My mom was changing my brother getting him ready for bed on the living room floor in front of the tv. I was sitting near her playing with my toy car, but I kept peeking in the nursery bag looking at the diapers. I didnt think my mum noticed. Once she finished with my brother next I felt her grab me lye me down and started pulling my pjs bottom off. Before I new it I was in a diaper. Then my mom put a pacifier in my mouth. She took my pj bottoms away and left me there in front of my dad and older brother saying if you want to steel diapers and be a baby then you will be treated like a baby. The next morning I was made to be a big boy, my dad gave me a big talk about stop taking diaper and that I was not a baby. Lol, he got that one wrong as I lye here writting this in bed in my wet diaper, onesie, paci in, and plushie bunny.

The second time I was 9 I think, I was at a family sleep over at my grandparents place. There were only enough beds for each person. But my younger brother would not sleep in the crib as he had been out of his crib and in a single bed for a while.
My mom new I was still sneaking diapers and beding a baby in my bedroom, my younger brother still wore at night.
So she said for me to sleep in the crib, I was a bit short at that age so I would just fit.

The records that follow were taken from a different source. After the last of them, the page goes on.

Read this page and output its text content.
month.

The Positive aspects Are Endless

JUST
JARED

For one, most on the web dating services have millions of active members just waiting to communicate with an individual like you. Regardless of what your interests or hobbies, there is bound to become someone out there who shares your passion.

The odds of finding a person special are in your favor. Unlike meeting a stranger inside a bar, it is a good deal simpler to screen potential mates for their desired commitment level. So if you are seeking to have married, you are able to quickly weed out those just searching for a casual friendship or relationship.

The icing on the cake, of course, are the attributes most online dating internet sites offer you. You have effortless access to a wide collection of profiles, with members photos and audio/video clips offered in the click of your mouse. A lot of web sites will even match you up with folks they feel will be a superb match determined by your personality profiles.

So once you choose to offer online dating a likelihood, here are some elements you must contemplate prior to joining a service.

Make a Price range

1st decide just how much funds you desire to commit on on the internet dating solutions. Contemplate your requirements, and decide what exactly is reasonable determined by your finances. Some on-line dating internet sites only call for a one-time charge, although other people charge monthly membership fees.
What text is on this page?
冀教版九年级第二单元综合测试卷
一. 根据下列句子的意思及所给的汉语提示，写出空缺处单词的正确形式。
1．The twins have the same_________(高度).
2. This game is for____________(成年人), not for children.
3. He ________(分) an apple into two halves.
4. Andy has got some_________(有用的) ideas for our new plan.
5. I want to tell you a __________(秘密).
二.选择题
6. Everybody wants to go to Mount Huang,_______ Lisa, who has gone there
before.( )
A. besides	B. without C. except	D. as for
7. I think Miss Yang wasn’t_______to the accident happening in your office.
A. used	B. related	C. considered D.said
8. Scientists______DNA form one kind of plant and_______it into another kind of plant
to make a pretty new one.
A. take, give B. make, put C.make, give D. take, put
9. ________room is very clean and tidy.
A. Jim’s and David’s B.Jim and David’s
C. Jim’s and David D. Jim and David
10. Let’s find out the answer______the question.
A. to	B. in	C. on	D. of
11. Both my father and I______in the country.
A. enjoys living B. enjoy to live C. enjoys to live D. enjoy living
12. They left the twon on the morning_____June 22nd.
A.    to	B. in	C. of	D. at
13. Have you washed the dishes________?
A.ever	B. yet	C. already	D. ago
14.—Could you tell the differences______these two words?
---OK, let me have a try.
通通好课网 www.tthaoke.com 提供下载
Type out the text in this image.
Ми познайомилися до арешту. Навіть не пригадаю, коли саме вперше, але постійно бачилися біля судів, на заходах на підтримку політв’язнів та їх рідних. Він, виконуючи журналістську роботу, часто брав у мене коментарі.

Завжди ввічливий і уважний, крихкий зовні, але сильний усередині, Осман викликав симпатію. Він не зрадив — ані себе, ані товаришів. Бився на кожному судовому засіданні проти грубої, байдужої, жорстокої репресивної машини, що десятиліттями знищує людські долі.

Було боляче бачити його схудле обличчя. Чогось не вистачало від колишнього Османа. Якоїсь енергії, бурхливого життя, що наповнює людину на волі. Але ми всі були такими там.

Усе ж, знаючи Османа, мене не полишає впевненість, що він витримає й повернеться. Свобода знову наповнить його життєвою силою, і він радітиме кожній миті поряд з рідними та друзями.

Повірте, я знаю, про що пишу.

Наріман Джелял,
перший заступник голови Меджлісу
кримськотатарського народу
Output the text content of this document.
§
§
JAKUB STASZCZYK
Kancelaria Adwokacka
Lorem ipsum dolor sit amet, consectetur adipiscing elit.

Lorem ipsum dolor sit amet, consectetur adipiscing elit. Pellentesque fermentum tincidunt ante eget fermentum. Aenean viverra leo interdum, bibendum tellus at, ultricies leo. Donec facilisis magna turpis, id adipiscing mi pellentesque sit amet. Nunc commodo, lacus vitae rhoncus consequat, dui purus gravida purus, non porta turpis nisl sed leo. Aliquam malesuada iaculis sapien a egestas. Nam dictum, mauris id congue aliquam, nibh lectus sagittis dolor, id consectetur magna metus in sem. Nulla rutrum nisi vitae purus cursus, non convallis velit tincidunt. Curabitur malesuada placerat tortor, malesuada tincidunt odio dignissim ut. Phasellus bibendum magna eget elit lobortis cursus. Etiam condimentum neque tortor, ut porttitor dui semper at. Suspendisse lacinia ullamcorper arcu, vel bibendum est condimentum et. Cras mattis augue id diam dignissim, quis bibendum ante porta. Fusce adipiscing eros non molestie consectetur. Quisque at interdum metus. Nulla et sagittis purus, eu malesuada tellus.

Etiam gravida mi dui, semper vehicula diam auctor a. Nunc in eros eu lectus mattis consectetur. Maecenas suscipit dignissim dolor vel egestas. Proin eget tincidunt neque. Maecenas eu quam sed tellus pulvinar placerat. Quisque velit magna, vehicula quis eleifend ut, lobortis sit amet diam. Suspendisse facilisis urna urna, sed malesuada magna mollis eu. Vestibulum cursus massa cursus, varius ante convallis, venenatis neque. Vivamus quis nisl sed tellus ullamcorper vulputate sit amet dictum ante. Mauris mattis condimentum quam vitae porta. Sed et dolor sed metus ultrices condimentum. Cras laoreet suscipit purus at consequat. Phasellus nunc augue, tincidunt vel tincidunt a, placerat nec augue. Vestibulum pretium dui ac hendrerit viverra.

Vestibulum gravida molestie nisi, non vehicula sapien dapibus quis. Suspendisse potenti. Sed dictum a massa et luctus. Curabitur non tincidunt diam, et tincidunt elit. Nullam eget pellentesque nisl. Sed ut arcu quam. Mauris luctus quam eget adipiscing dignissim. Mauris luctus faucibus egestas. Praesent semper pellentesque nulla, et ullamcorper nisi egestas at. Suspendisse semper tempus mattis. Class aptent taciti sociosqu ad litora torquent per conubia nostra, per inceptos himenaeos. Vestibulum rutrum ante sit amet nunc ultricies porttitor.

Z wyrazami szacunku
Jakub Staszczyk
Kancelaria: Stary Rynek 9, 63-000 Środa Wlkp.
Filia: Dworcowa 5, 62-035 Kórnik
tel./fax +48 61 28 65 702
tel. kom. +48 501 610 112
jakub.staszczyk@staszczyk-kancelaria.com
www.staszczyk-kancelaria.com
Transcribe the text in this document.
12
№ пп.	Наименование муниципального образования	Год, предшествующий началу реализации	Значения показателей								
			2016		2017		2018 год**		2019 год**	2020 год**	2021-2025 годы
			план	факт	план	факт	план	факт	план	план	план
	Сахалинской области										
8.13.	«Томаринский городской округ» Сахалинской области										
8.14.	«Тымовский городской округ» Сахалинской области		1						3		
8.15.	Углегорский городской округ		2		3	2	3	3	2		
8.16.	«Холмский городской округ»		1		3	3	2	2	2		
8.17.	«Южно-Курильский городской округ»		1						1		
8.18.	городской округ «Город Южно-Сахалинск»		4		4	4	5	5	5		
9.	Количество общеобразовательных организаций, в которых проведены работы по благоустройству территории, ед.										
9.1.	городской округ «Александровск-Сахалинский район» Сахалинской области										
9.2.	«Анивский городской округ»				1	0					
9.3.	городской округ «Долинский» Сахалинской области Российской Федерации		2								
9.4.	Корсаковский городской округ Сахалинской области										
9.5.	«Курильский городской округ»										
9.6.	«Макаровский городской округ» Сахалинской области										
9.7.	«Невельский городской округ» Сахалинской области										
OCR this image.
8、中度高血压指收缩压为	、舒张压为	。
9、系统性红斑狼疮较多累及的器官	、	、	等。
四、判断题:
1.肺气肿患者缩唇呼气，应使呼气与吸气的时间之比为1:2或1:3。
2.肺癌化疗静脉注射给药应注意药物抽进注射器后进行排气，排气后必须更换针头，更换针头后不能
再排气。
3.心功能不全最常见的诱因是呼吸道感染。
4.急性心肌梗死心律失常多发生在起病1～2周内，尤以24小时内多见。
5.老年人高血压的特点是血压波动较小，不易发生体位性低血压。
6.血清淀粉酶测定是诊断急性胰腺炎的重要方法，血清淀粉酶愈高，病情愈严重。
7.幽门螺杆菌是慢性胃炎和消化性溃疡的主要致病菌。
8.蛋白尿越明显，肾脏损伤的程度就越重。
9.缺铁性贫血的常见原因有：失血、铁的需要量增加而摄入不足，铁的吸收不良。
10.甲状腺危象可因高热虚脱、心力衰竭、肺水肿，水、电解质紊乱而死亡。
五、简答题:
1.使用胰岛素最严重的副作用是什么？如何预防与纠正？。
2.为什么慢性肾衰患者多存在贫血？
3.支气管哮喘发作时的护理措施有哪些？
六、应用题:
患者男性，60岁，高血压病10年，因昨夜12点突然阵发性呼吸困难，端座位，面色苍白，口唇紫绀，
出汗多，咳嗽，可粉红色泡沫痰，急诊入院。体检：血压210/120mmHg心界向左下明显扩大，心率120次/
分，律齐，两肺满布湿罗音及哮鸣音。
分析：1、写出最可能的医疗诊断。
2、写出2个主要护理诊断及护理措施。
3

I said ok proberly way to fast and to excited. That night my mom said do you want a diaper since you are going to sleep in the crib? I must have said yes because I remember lying in the crib, in a diaper with my grandmother and mom looking in on me while I drifted off to sleep. I was so happy.
I got to spend two nights that way much to my fathers disappointment. When we went home nothing was said about it.